Unfortunately, there are numerous barriers to providing children with a medical home. CHF, through its experience in delivering of health care services to medically underserved children and families throughout the country, has identified key barriers to providing a medical home and developed strategic policy objectives to address these barriers. These barriers must be addressed through comprehensive health care reform, to ensure not just health insurance coverage but also access so that every child has a medical home.
The majority of Americans are covered by health insurance supplied by their employer. However, there remain 45 million uninsured, 8.1 million of whom are children and million who depend on public programs, including Medicaid and State Children's Health Insurance Program (SCHIP).
Recent trends show that private coverage is eroding, with 2.3 million fewer Americans covered by employer based coverage in 2006 than 2000 and as many as 13 million more not given the option of employer based coverage. Reauthorization of SCHIP in February 2009, may provide coverage for an additiional 4 million children. However, the deep recession is also causing more children to be uninsured.

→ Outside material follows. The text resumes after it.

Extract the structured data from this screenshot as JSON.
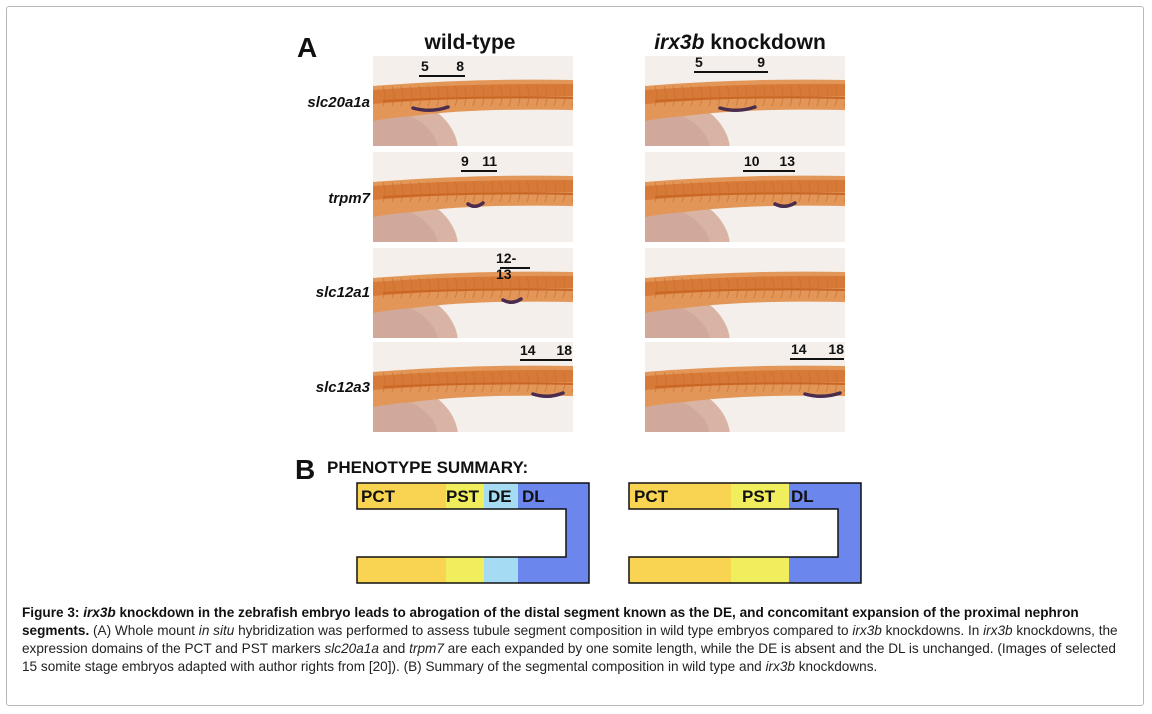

The cost of coverage is rising for both employers and employees. Premiums, a person’s share of the cost of the health insurance policy, are rising. Co-payments for office visits and prescriptions are also on the rise. The average American worker pays 12% more for their health insurance than they did the year before, consuming more and more of the family budget.
Children's Health Fund is concerned not only with the uninsured, but the near insured and the under insured as well. Increasingly, middle class families are struggling to make ends meet and doctors’ appointments are one of the first sacrifices to be made. Health care reform must address this growing problem so that all Americans aren’t just insured, but don’t have to think twice about bringing their child to the doctor.
With much of the national debate on health care focused on insurance, it is important to realize that health insurance coverage does not equal health access. An insured child may live in an area designated as a Health Professional Shortage Area, meaning there is less than one provider for every 2000 persons needing care. Such designations also highlight shortages of dentists and mental health professionals.
Oftentimes, children on Medicaid are turned away from pediatric sub-specialists because there is a waiting list. These providers often cannot afford to see Medicaid patients based on historically low reimbursement rates and allots certain appointments for Medicaid children.
Transportation is often a significant barrier for children in both rural and urban areas. An appointment is only good if the child can get to the appointment.